Telmatobius timens
- Conservation status: Critically Endangered (IUCN 3.1)

Scientific classification
- Kingdom: Animalia
- Phylum: Chordata
- Class: Amphibia
- Order: Anura
- Family: Telmatobiidae
- Genus: Telmatobius
- Species: T. timens
- Binomial name: Telmatobius timens De la Riva, Aparicio & Ríos, 2005

= Telmatobius timens =

- Authority: De la Riva, Aparicio & Ríos, 2005
- Conservation status: CR

Species of amphibian

Telmatobius timens is a species of frogs in the family Telmatobiidae. It is found in western Bolivia and southeastern Peru at elevations of 3350–3750 m asl.

==Habitat==
Scientists found the frog in Valle de Tojologue in La Paz, but they believe it lives in other areas as well. They saw this frog in humid puna grassland, elfin forest, Polylepis forest, scrubland edges, and in some cloud forests. Tadpoles develop in streams.
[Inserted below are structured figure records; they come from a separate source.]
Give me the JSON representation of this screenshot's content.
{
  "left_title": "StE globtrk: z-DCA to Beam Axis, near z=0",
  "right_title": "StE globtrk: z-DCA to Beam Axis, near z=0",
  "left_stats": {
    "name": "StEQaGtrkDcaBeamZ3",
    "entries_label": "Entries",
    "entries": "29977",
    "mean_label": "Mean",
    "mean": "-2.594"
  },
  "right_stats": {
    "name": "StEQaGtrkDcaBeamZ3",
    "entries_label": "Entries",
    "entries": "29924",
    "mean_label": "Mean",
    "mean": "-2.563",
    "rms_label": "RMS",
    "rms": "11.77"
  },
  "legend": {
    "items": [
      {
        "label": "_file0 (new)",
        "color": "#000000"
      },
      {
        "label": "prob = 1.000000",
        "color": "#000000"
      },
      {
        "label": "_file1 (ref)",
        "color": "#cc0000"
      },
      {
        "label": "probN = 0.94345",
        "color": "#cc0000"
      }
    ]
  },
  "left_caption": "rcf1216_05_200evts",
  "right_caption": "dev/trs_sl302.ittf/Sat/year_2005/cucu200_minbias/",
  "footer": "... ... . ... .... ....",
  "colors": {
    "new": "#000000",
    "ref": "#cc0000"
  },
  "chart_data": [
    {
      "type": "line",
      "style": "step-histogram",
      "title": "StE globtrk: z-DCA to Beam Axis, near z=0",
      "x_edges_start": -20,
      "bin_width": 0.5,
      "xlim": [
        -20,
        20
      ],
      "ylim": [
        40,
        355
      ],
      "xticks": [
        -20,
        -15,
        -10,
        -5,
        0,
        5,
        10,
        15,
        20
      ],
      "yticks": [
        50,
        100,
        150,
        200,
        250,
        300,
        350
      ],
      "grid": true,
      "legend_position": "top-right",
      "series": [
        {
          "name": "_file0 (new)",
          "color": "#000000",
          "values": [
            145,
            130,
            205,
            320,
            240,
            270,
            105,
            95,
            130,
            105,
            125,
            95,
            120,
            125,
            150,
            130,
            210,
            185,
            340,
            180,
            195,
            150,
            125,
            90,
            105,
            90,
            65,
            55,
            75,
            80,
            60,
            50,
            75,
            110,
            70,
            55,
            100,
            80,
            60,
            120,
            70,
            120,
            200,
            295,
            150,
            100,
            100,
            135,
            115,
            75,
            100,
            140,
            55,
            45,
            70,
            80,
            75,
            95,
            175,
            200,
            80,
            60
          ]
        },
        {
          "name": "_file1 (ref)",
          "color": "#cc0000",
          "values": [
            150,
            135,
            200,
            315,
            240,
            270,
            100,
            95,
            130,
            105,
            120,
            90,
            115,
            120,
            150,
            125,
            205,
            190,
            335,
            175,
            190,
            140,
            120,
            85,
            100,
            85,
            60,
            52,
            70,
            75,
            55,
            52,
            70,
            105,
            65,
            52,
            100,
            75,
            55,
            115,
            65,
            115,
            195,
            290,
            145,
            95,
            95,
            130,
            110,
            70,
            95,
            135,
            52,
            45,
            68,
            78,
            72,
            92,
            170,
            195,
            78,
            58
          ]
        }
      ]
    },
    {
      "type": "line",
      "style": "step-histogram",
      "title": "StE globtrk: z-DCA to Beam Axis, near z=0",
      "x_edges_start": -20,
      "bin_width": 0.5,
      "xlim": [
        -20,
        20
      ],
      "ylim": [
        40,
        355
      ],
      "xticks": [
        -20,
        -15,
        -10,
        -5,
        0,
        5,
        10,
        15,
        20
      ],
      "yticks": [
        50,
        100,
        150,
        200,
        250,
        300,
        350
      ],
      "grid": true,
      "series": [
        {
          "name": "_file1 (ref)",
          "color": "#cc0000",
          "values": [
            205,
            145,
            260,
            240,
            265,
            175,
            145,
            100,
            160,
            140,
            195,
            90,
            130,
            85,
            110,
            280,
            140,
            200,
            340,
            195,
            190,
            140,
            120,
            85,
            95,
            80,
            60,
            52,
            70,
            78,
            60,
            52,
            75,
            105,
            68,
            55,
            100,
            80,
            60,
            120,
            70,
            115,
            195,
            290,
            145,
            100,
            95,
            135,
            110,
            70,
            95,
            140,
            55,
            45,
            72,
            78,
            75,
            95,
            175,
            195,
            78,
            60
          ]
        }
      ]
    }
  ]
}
Scientists saw this frog in some protected places: Área Natural de Manejo Integrado Nacional Apolobamba, Parque Nacional Manu, Santuario Nacional Meganton, and Santuario Nacional Machu Picchu.

==Threats==
The IUCN and the government of Peru both list this species as critically endangered, and it is included on Bolivia's Red List of Threatened Vertebrates. Because the population had a precipitous decline in recent years, scientists believe it to be threatened by chytridiomycosis. The fungal disease has had similar effects on other high-altitude, stream-dwelling frogs in South America, and scientists found the causitive fungus Batrachochytrium dendrobatidis on some T. timens specimens. Intensive livestock cultivation in the frog's habitat also poses a significant threat, largely through the resulting water pollution.

==Original description==
- De la Riva I (2005). "New species of Telmatobius (Anura: Leptodactylidae) from humid paramo of Peru and Bolivia."